KPMG sued for $1.8 billion over Carillion audits

FILE PHOTO: The KPMG logo is seen at their offices at Canary Wharf financial district in London

By Kirstin Ridley

LONDON (Reuters) -KPMG has been sued for 1.3 billion pounds ($1.77 billion) by the liquidators of Carillion for missing "red flags" during audits of the construction giant, in one of the largest claims against one of the world's top accountants.

Britain's Official Receiver, part of the Insolvency Service, which is liquidating the former blue-chip group, alleged that negligent failures by KPMG to detect misstatements in the accounts of Carillion - which collapsed in 2018 under 7 billion pounds of debt - cost claimants "extensive loss and damage".

KPMG said it believed the lawsuit, details of which were made public on Thursday, was without merit and vowed to defend the case robustly.

"Responsibility for the failure of Carillion lies solely with the company's board and management, who set the strategy and ran the business," a KPMG representative said.

The claim, filed on behalf of creditors, turns on allegations that Carillion amassed vast trading losses, paid out about 210 million pounds in dividends between 2014 and 2016 and almost 39 million pounds in professional fees in 2017, because it relied on KPMG's audits.

The liquidator alleged KPMG failed to remain independent from its client and failed to exercise proper professional scepticism.

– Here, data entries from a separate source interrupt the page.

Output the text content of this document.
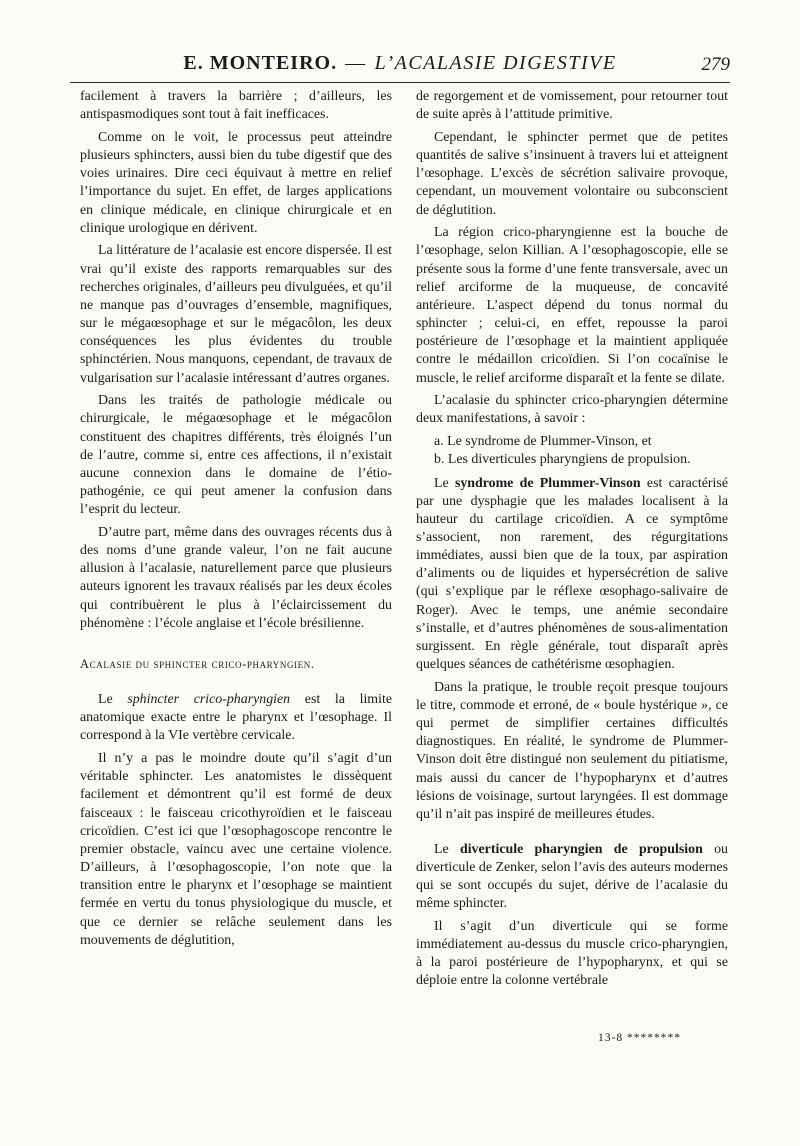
E. MONTEIRO. — L’ACALASIE DIGESTIVE	279

facilement à travers la barrière ; d’ailleurs, les antispasmodiques sont tout à fait inefficaces.

Comme on le voit, le processus peut atteindre plusieurs sphincters, aussi bien du tube digestif que des voies urinaires. Dire ceci équivaut à mettre en relief l’importance du sujet. En effet, de larges applications en clinique médicale, en clinique chirurgicale et en clinique urologique en dérivent.

La littérature de l’acalasie est encore dispersée. Il est vrai qu’il existe des rapports remarquables sur des recherches originales, d’ailleurs peu divulguées, et qu’il ne manque pas d’ouvrages d’ensemble, magnifiques, sur le mégaœsophage et sur le mégacôlon, les deux conséquences les plus évidentes du trouble sphinctérien. Nous manquons, cependant, de travaux de vulgarisation sur l’acalasie intéressant d’autres organes.

Dans les traités de pathologie médicale ou chirurgicale, le mégaœsophage et le mégacôlon constituent des chapitres différents, très éloignés l’un de l’autre, comme si, entre ces affections, il n’existait aucune connexion dans le domaine de l’étio-pathogénie, ce qui peut amener la confusion dans l’esprit du lecteur.

D’autre part, même dans des ouvrages récents dus à des noms d’une grande valeur, l’on ne fait aucune allusion à l’acalasie, naturellement parce que plusieurs auteurs ignorent les travaux réalisés par les deux écoles qui contribuèrent le plus à l’éclaircissement du phénomène : l’école anglaise et l’école brésilienne.

Acalasie du sphincter crico-pharyngien.

Le sphincter crico-pharyngien est la limite anatomique exacte entre le pharynx et l’œsophage. Il correspond à la VIe vertèbre cervicale.

Il n’y a pas le moindre doute qu’il s’agit d’un véritable sphincter. Les anatomistes le dissèquent facilement et démontrent qu’il est formé de deux faisceaux : le faisceau cricothyroïdien et le faisceau cricoïdien. C’est ici que l’œsophagoscope rencontre le premier obstacle, vaincu avec une certaine violence. D’ailleurs, à l’œsophagoscopie, l’on note que la transition entre le pharynx et l’œsophage se maintient fermée en vertu du tonus physiologique du muscle, et que ce dernier se relâche seulement dans les mouvements de déglutition,

de regorgement et de vomissement, pour retourner tout de suite après à l’attitude primitive.

Cependant, le sphincter permet que de petites quantités de salive s’insinuent à travers lui et atteignent l’œsophage. L’excès de sécrétion salivaire provoque, cependant, un mouvement volontaire ou subconscient de déglutition.

La région crico-pharyngienne est la bouche de l’œsophage, selon Killian. A l’œsophagoscopie, elle se présente sous la forme d’une fente transversale, avec un relief arciforme de la muqueuse, de concavité antérieure. L’aspect dépend du tonus normal du sphincter ; celui-ci, en effet, repousse la paroi postérieure de l’œsophage et la maintient appliquée contre le médaillon cricoïdien. Si l’on cocaïnise le muscle, le relief arciforme disparaît et la fente se dilate.

L’acalasie du sphincter crico-pharyngien détermine deux manifestations, à savoir :

a. Le syndrome de Plummer-Vinson, et

b. Les diverticules pharyngiens de propulsion.

Le syndrome de Plummer-Vinson est caractérisé par une dysphagie que les malades localisent à la hauteur du cartilage cricoïdien. A ce symptôme s’associent, non rarement, des régurgitations immédiates, aussi bien que de la toux, par aspiration d’aliments ou de liquides et hypersécrétion de salive (qui s’explique par le réflexe œsophago-salivaire de Roger). Avec le temps, une anémie secondaire s’installe, et d’autres phénomènes de sous-alimentation surgissent. En règle générale, tout disparaît après quelques séances de cathétérisme œsophagien.

Dans la pratique, le trouble reçoit presque toujours le titre, commode et erroné, de « boule hystérique », ce qui permet de simplifier certaines difficultés diagnostiques. En réalité, le syndrome de Plummer-Vinson doit être distingué non seulement du pitiatisme, mais aussi du cancer de l’hypopharynx et d’autres lésions de voisinage, surtout laryngées. Il est dommage qu’il n’ait pas inspiré de meilleures études.

Le diverticule pharyngien de propulsion ou diverticule de Zenker, selon l’avis des auteurs modernes qui se sont occupés du sujet, dérive de l’acalasie du même sphincter.

Il s’agit d’un diverticule qui se forme immédiatement au-dessus du muscle crico-pharyngien, à la paroi postérieure de l’hypopharynx, et qui se déploie entre la colonne vertébrale

13-8 ********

One audit engagement partner repeatedly accepted hospitality from and offered hospitality to senior Carillion management, the lawsuit alleged.

The failure of Carillion, whose projects included schools, hospitals, prisons and part of a high-speed rail link, plunged thousands of jobs into uncertainty, threatened major public sector works and raised fresh questions about the risks of handing public sector projects to private companies.

The Insolvency Service has applied for eight directors linked to Carillion to be disqualified and the Financial Conduct Authority, the market regulator, has proposed handing Carillion a public censure over "reckless" behaviour.

But high-profile corporate failures in Britain have also sparked investigations and government-backed reviews to boost accounting standards in a market dominated by KPMG and its peers EY, Deloitte and PwC, known as the Big Four, who audit all of Britain's 100 top blue-chip companies.

Auditors have been lambasted after a string of corporate failures over two decades, from Arthur Andersen's oversight of failed U.S. energy giant Enron in 2001 to EY's audits of payment services group Wirecard, which collapsed in 2020.

Some accountancy experts note that PwC is a special advisor to the UK Official Receiver and stands to profit from the case against KPMG - and that headline-grabbing damages claims can settle out of court for a fraction of their original size.

Jan du Plessis, the chair designate of Britain's FRC - an agency long criticised for failing to crack down on poor auditing after corporate collapses such as Carillion, retailer BHS and cafe chain Patisserie Valerie - said last month it was time to "jack up" scrutiny.